Malignant abdominal fluid (ascites) frequently develops in women with advanced high-grade serous ovarian cancer (HGSOC) and is associated with drug resistance and a poor prognosis. To comprehensively characterize the HGSOC ascites ecosystem, a team led by researchers at the Dana-Farber Cancer Institute used single-cell RNA sequencing to profile ~11,000 cells from 22 ascites specimens from 11 patients with HGSOC. They found significant inter-patient variability in the composition and functional programs of ascites cells, including immunomodulatory fibroblast sub-populations and dichotomous macrophage populations. They found that the previously described immunoreactive and mesenchymal subtypes of HGSOC, which have prognostic implications, reflect the abundance of immune infiltrates and fibroblasts rather than distinct subsets of malignant cells. Malignant cell variability was partly explained by heterogeneous copy number alteration patterns or expression of a stemness program. Malignant cells shared expression of inflammatory programs that were largely recapitulated in single-cell RNA sequencing of ~35,000 cells from additionally collected samples, including three ascites, two primary HGSOC tumors and three patient ascites-derived xenograft models. Inhibition of the JAK/STAT pathway, which was expressed in both malignant cells and cancer-associated fibroblasts, had potent anti-tumor activity in primary short-term cultures and patient-derived xenograft models. This work contributes to resolving the HSGOC landscape and provides a resource for the development of novel therapeutic approaches.
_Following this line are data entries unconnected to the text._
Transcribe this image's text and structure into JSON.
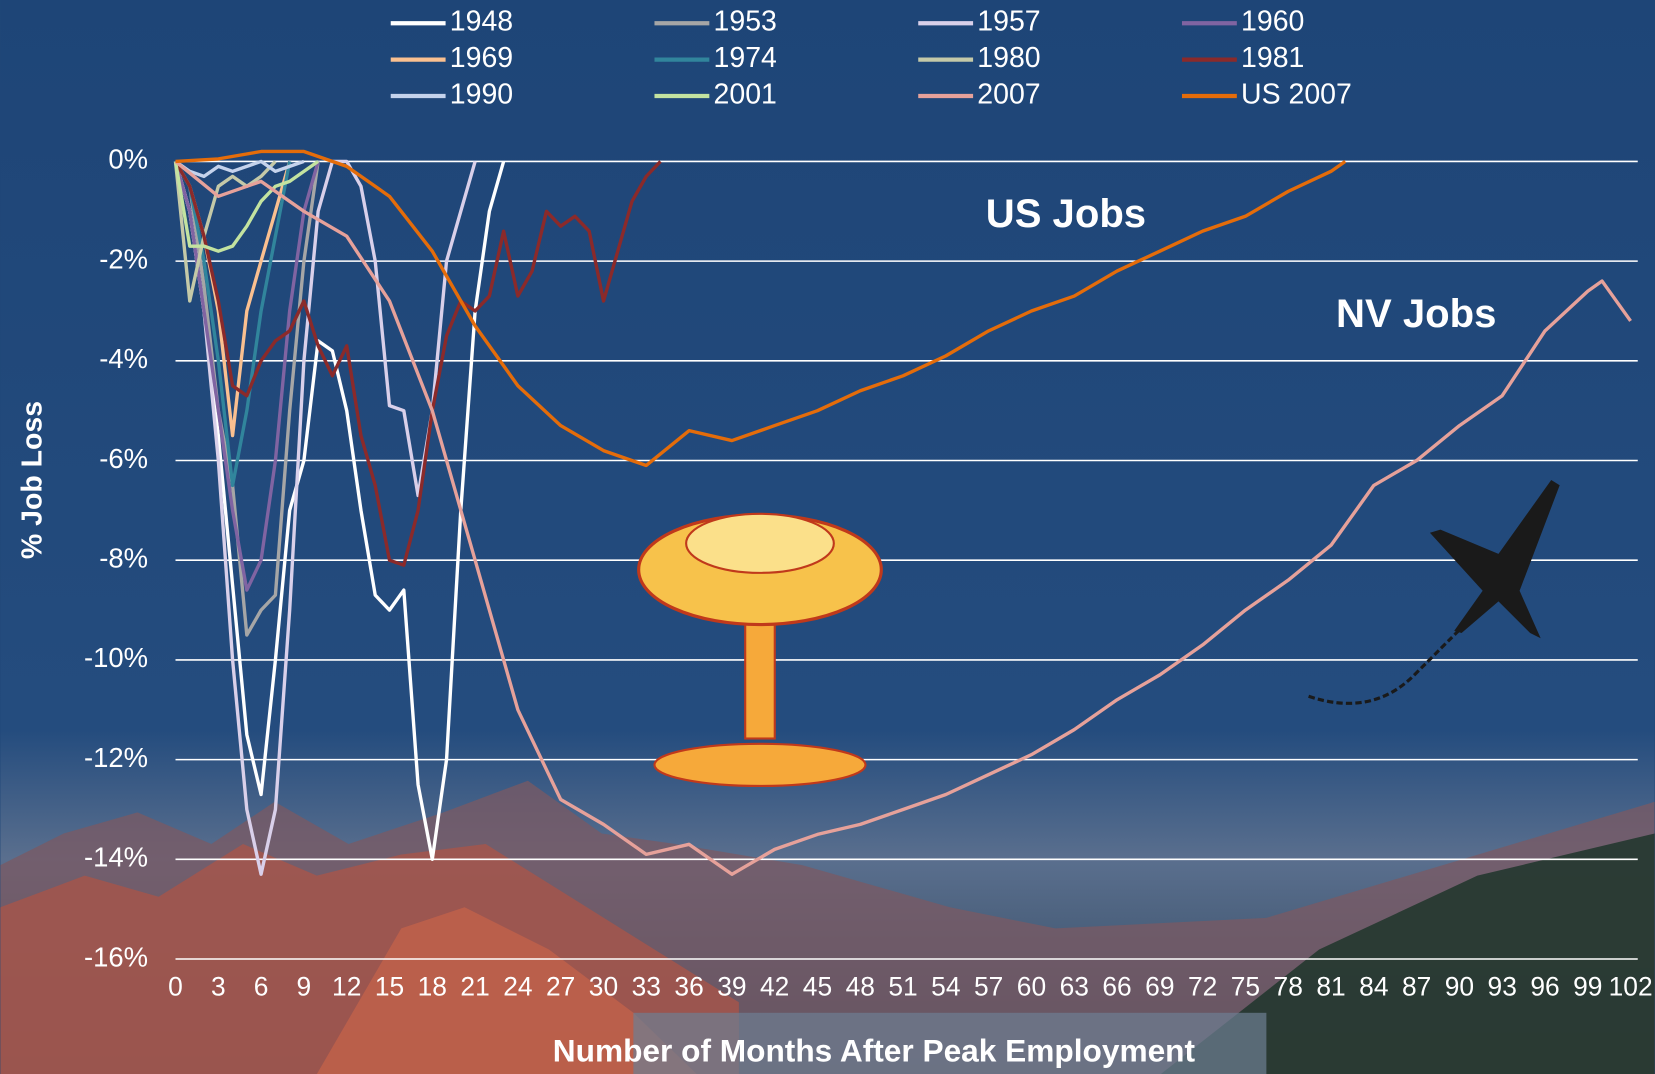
{
  "chart_data": {
    "type": "line",
    "y_label": "% Job Loss",
    "x_label": "Number of Months After Peak Employment",
    "annotations": [
      {
        "text": "US Jobs",
        "color": "#e46c0a"
      },
      {
        "text": "NV Jobs",
        "color": "#e6a19a"
      }
    ],
    "xlim": [
      0,
      102.5
    ],
    "xticks": [
      0,
      3,
      6,
      9,
      12,
      15,
      18,
      21,
      24,
      27,
      30,
      33,
      36,
      39,
      42,
      45,
      48,
      51,
      54,
      57,
      60,
      63,
      66,
      69,
      72,
      75,
      78,
      81,
      84,
      87,
      90,
      93,
      96,
      99,
      102
    ],
    "ylim": [
      -16,
      0
    ],
    "yticks": [
      {
        "value": -16,
        "label": "-16%"
      },
      {
        "value": -14,
        "label": "-14%"
      },
      {
        "value": -12,
        "label": "-12%"
      },
      {
        "value": -10,
        "label": "-10%"
      },
      {
        "value": -8,
        "label": "-8%"
      },
      {
        "value": -6,
        "label": "-6%"
      },
      {
        "value": -4,
        "label": "-4%"
      },
      {
        "value": -2,
        "label": "-2%"
      },
      {
        "value": 0,
        "label": "0%"
      }
    ],
    "grid": true,
    "series": [
      {
        "name": "1948",
        "color": "#ffffff",
        "x": [
          0,
          1,
          2,
          3,
          4,
          5,
          6,
          7,
          8,
          9,
          10,
          11,
          12,
          13,
          14,
          15,
          16,
          17,
          18,
          19,
          20,
          21,
          22,
          23
        ],
        "values": [
          0,
          -1,
          -3,
          -5.5,
          -8.5,
          -11.5,
          -12.7,
          -10,
          -7,
          -6,
          -3.6,
          -3.8,
          -5,
          -7,
          -8.7,
          -9,
          -8.6,
          -12.5,
          -14,
          -12,
          -7,
          -3,
          -1,
          0
        ]
      },
      {
        "name": "1953",
        "color": "#a6a6a6",
        "x": [
          0,
          1,
          2,
          3,
          4,
          5,
          6,
          7,
          8,
          9,
          10
        ],
        "values": [
          0,
          -0.5,
          -2.5,
          -5,
          -6.5,
          -9.5,
          -9,
          -8.7,
          -5,
          -2,
          0
        ]
      },
      {
        "name": "1957",
        "color": "#d9d0ea",
        "x": [
          0,
          1,
          2,
          3,
          4,
          5,
          6,
          7,
          8,
          9,
          10,
          11,
          12,
          13,
          14,
          15,
          16,
          17,
          18,
          19,
          20,
          21
        ],
        "values": [
          0,
          -1,
          -3,
          -6,
          -10,
          -13,
          -14.3,
          -13,
          -9,
          -4,
          -1,
          0,
          0,
          -0.5,
          -2,
          -4.9,
          -5,
          -6.7,
          -5,
          -2,
          -1,
          0
        ]
      },
      {
        "name": "1960",
        "color": "#8064a2",
        "x": [
          0,
          1,
          2,
          3,
          4,
          5,
          6,
          7,
          8,
          9,
          10
        ],
        "values": [
          0,
          -1,
          -3,
          -5,
          -7,
          -8.6,
          -8,
          -6,
          -3,
          -1,
          0
        ]
      },
      {
        "name": "1969",
        "color": "#fac090",
        "x": [
          0,
          1,
          2,
          3,
          4,
          5,
          6,
          7,
          8
        ],
        "values": [
          0,
          -0.5,
          -1.5,
          -3,
          -5.5,
          -3,
          -2,
          -1,
          0
        ]
      },
      {
        "name": "1974",
        "color": "#31859c",
        "x": [
          0,
          1,
          2,
          3,
          4,
          5,
          6,
          7,
          8
        ],
        "values": [
          0,
          -0.5,
          -2,
          -4,
          -6.5,
          -5,
          -3,
          -1.5,
          0
        ]
      },
      {
        "name": "1980",
        "color": "#c4c9a8",
        "x": [
          0,
          1,
          2,
          3,
          4,
          5,
          6,
          7
        ],
        "values": [
          0,
          -2.8,
          -1.5,
          -0.5,
          -0.3,
          -0.5,
          -0.3,
          0
        ]
      },
      {
        "name": "1981",
        "color": "#8b2a2a",
        "x": [
          0,
          1,
          2,
          3,
          4,
          5,
          6,
          7,
          8,
          9,
          10,
          11,
          12,
          13,
          14,
          15,
          16,
          17,
          18,
          19,
          20,
          21,
          22,
          23,
          24,
          25,
          26,
          27,
          28,
          29,
          30,
          31,
          32,
          33,
          34
        ],
        "values": [
          0,
          -0.5,
          -1.5,
          -2.8,
          -4.5,
          -4.7,
          -4,
          -3.6,
          -3.4,
          -2.8,
          -3.7,
          -4.3,
          -3.7,
          -5.5,
          -6.5,
          -8,
          -8.1,
          -7,
          -5,
          -3.5,
          -2.8,
          -3,
          -2.7,
          -1.4,
          -2.7,
          -2.2,
          -1,
          -1.3,
          -1.1,
          -1.4,
          -2.8,
          -1.8,
          -0.8,
          -0.3,
          0
        ]
      },
      {
        "name": "1990",
        "color": "#c5d3ec",
        "x": [
          0,
          1,
          2,
          3,
          4,
          5,
          6,
          7,
          8,
          9
        ],
        "values": [
          0,
          -0.2,
          -0.3,
          -0.1,
          -0.2,
          -0.1,
          0,
          -0.2,
          -0.1,
          0
        ]
      },
      {
        "name": "2001",
        "color": "#c3e3a0",
        "x": [
          0,
          1,
          2,
          3,
          4,
          5,
          6,
          7,
          8,
          9,
          10
        ],
        "values": [
          0,
          -1.7,
          -1.7,
          -1.8,
          -1.7,
          -1.3,
          -0.8,
          -0.5,
          -0.4,
          -0.2,
          0
        ]
      },
      {
        "name": "2007",
        "color": "#e6a19a",
        "x": [
          0,
          3,
          6,
          9,
          12,
          15,
          18,
          21,
          24,
          27,
          30,
          33,
          36,
          39,
          42,
          45,
          48,
          51,
          54,
          57,
          60,
          63,
          66,
          69,
          72,
          75,
          78,
          81,
          84,
          87,
          90,
          93,
          96,
          99,
          100,
          102
        ],
        "values": [
          0,
          -0.7,
          -0.4,
          -1.0,
          -1.5,
          -2.8,
          -5,
          -8,
          -11,
          -12.8,
          -13.3,
          -13.9,
          -13.7,
          -14.3,
          -13.8,
          -13.5,
          -13.3,
          -13.0,
          -12.7,
          -12.3,
          -11.9,
          -11.4,
          -10.8,
          -10.3,
          -9.7,
          -9.0,
          -8.4,
          -7.7,
          -6.5,
          -6.0,
          -5.3,
          -4.7,
          -3.4,
          -2.6,
          -2.4,
          -3.2
        ]
      },
      {
        "name": "US 2007",
        "color": "#e46c0a",
        "x": [
          0,
          3,
          6,
          9,
          12,
          15,
          18,
          21,
          24,
          27,
          30,
          33,
          36,
          39,
          42,
          45,
          48,
          51,
          54,
          57,
          60,
          63,
          66,
          69,
          72,
          75,
          78,
          81,
          82
        ],
        "values": [
          0,
          0.05,
          0.2,
          0.2,
          -0.1,
          -0.7,
          -1.8,
          -3.3,
          -4.5,
          -5.3,
          -5.8,
          -6.1,
          -5.4,
          -5.6,
          -5.3,
          -5.0,
          -4.6,
          -4.3,
          -3.9,
          -3.4,
          -3.0,
          -2.7,
          -2.2,
          -1.8,
          -1.4,
          -1.1,
          -0.6,
          -0.2,
          0
        ]
      }
    ]
  }
}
Clustering and characterization of malignant and non-malignant
cell clusters in patient ascites by droplet scRNA-seq
a, t-stochastic neighborhood embedding (tSNE) of 9,609 droplet-based scRNA-seq profiles from 8 samples , colored by unsupervised cluster assignment. b, Cluster 9 is an inflammatory subset of CAFs. Comparison of the average expression (log2(TPM + 1)) of each gene in CAF cluster 9 (y axis) vs. CAF clusters 6 and 7 (x axis). Red: immunomodulatory genes. c, CAF diversity observed within a single sample. Differential expression (log2(TPM + 1)) between CAF8 and CAF6/7 cells in patient 5.1 only of the top up- and down- regulated genes from (b). (d–f) Two distinct macrophage programs. d, Hierarchical clustering of macrophages (rows, columns) from cluster 10 from either Patient 5.0 (left) or Patient 6 (right). Shown are the Pearson correlation coefficients (color bar) between expression profiles of macrophages, ordered by the clustering. Yellow lines highlight the separation into two main clusters. e, Left: Differential expression (log2(fold change)) for each gene (dot) between the two clusters identified in (d) for Patient 6 (x axis) or patient 5 (y axis), demonstrating high consistency. Top left corner: Pearson’s r. Genes significantly differentially up or down regulated in both patients are marked in red and blue, respectively. Middle and Right: Expression levels (color bar, log2(fold change)) of the highlighted differentially expressed genes from the left panel (rows) across macrophages from Patient 5 (middle) and Patient 6 (right) sorted by the hierarchical clustering of (d). (f) As in (e) for each other samples tested. Right panel: correlation between the average expression of cluster 1 and cluster 2 genes across cells from each of the samples tested.